Around this time of the year (starting with the rebuttal phase and then again when notifications are out) we have heated discussions about the review process and quality of our main ACM SIGCHI conference. Much of the discussion can be summarized as: ACM SIGCHI is a lottery, I got the wrong reviewers, they did not carefully read my paper, and this should have been accepted and the committee is too dumb to see it. I strongly disagree with these statements (and I am probably one of the persons with the most CHI rejects over the last years), but if we as a community feel this way we have to change the process.
Why to increase the acceptance rate?If we compare our prime venue with a lottery it would mean putting value to these publications, e.g. in hiring, would be absolutely wrong. As people in the community are really proud of their publications in CHI (and I have not seen much talk about lottery on the accepted ones) it seems that we only accept too few.
Looking through my Facebook comments and at the tweets during the rebuttal phase, many well established colleagues were surprised that their best papers did not get good reviews. So people with the highest esteem and highest peer recognition (CHI Academy, former chairs, …) are not able to know whether the paper they consider perfect gets in or not. They cannot judge the quality of their own work with regard to the CHI review process. If this is the case we are probably too selective and reject good work, hence my proposal to increase acceptance rate significantly, e.g. to 50%. The same people complaining about their paper not getting in rant at the conference about the low quality of papers and that we need to be more selective. Is this another filter bubble effect?
By increasing the acceptance rate to 50% we would make the conference predictable. It would no longer depend on the SC, ACs, 2nd ACs, and reviewers whether you get in or not. Reasonable papers would be very likely to get in. It would also decrease the value of the publication as such and would put the focus back on its content. Another positive effect I would expect is that people would not gamble by salami-slicing their work as they could be pretty sure a solid paper gets in and the value of a paper would be defined by its content and not by the fact that it is accepted.
Why enforce long discussions?I am pretty sure what the answer to the following question to ACs would be: if you have only one trip you could do, would you go to the program committee meeting or to the actual conference? We did not ask this question in 2014 but I ask many people what value they see in the physical PC meeting. And there were very clear answers: overview of many contributions made, expert discussion of the contribution – especially the controversial ones, and getting a feel for what the community values.
In contrast, going to CHI2016, UBICOMP2016, and UIST2016 I felt that the discussions were most often not existent or even embarrassing. In our prime venues we do not discuss the results that are presented. We do not engage with why people took a certain approach, we do not discuss the implications of the work, we do not discuss alternative approaches, we do not discuss limitations, and we do not discuss what value this contribution has for the community. Such discussions happen in other fields (I recently presented at a social science event and the discussion was very challanging but insightful). We have lost the discussion culture at our conferences.

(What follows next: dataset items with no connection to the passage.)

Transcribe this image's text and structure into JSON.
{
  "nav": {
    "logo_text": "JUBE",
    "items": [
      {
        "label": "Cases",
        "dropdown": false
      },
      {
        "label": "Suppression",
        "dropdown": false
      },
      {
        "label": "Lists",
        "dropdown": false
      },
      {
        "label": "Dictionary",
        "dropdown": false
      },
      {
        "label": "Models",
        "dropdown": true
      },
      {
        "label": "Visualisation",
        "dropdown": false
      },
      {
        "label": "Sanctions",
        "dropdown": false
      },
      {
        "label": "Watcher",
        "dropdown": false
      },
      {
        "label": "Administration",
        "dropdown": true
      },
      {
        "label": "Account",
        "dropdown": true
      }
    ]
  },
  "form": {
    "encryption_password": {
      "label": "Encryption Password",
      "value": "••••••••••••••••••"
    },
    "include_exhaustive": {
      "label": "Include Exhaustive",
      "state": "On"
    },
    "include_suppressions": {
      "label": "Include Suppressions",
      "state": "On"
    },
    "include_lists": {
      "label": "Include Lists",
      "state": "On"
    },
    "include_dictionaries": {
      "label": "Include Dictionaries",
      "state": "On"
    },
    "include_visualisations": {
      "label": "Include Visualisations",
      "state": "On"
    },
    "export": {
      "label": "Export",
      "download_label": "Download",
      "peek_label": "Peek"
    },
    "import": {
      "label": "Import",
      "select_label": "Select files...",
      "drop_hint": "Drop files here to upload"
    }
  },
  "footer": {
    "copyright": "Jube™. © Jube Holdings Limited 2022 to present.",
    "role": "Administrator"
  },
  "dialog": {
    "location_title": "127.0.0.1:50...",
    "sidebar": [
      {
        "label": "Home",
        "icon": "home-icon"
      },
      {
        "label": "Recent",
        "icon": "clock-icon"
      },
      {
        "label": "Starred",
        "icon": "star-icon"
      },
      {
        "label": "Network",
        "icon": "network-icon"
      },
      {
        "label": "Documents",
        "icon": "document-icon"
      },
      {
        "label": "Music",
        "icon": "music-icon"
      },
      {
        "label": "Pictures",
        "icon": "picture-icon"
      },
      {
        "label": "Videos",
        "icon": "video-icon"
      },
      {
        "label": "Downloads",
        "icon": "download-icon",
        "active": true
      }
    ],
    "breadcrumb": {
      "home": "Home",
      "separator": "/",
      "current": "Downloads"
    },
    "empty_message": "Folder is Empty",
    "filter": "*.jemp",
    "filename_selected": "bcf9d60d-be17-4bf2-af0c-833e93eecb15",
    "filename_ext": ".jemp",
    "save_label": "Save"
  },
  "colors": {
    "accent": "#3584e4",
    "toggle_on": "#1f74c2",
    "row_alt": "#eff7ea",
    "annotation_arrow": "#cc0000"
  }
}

By enforcing discussions (e.g. have the AC and 2AC present at the presentation) we would learn much more from the work people present and I would expect that some people would even be more careful about what they publish. If we do not challenge the research in discussions, we keep everyone in their bubble, having no real idea how the wider community receives and sees it. My suggestion would be to have talks of 15 minutes and 15 minutes of discussion. If no discussion happens the paper cannot be published. If the discussion reveals that the paper reports on major findings or even delivers a breakthrough the authors should be encouraged to extend it for a journal. We could even imagine that people at the discussion can non-anonymously either endorse or oppose the paper in the ACM DL.
Perception of Human Computer Interaction by othersI have a few prototypical comments below that illustrate how others view the way we publish. I have not received exactly these, but some with a similar meaning from colleagues from other fields:
- “Interesting, you just present the work and there is no discussion? Maybe that is useful in your field as you can present more in the same time.”
- “It’s is exciting that you follow an agile publication strategy in your field. Each web questionnaire, prototype, pre-study, and study is presented in a separate publication in your top venue. How do you keep track of this?”
CHI as benchmark is too littleWhenever there is the discussion that we need to reform the CHI paper process people argue: this is essential in the US tenure track process and hence we cannot change it. And the solution is to create another (minor) venue that is removing some of the competition for the “serious” researchers. It seems CHI has managed to become a great benchmark for hiring and tenure, but its function as publication venue may be at risk – especially if people talk about the “CHI lottery”. As I said I disagree with this observation, but I think we should make an effort to:
- Make the conference a predictable publication venue (e.g. senior people in the field would be able to place their own submission reliably into one of the three categories: clear reject, borderline, clear accept)
- Enforce discussion at the conference to avoid that researchers live in their bubble (where they and their friends believe it is good, but the community at large thinks it is not).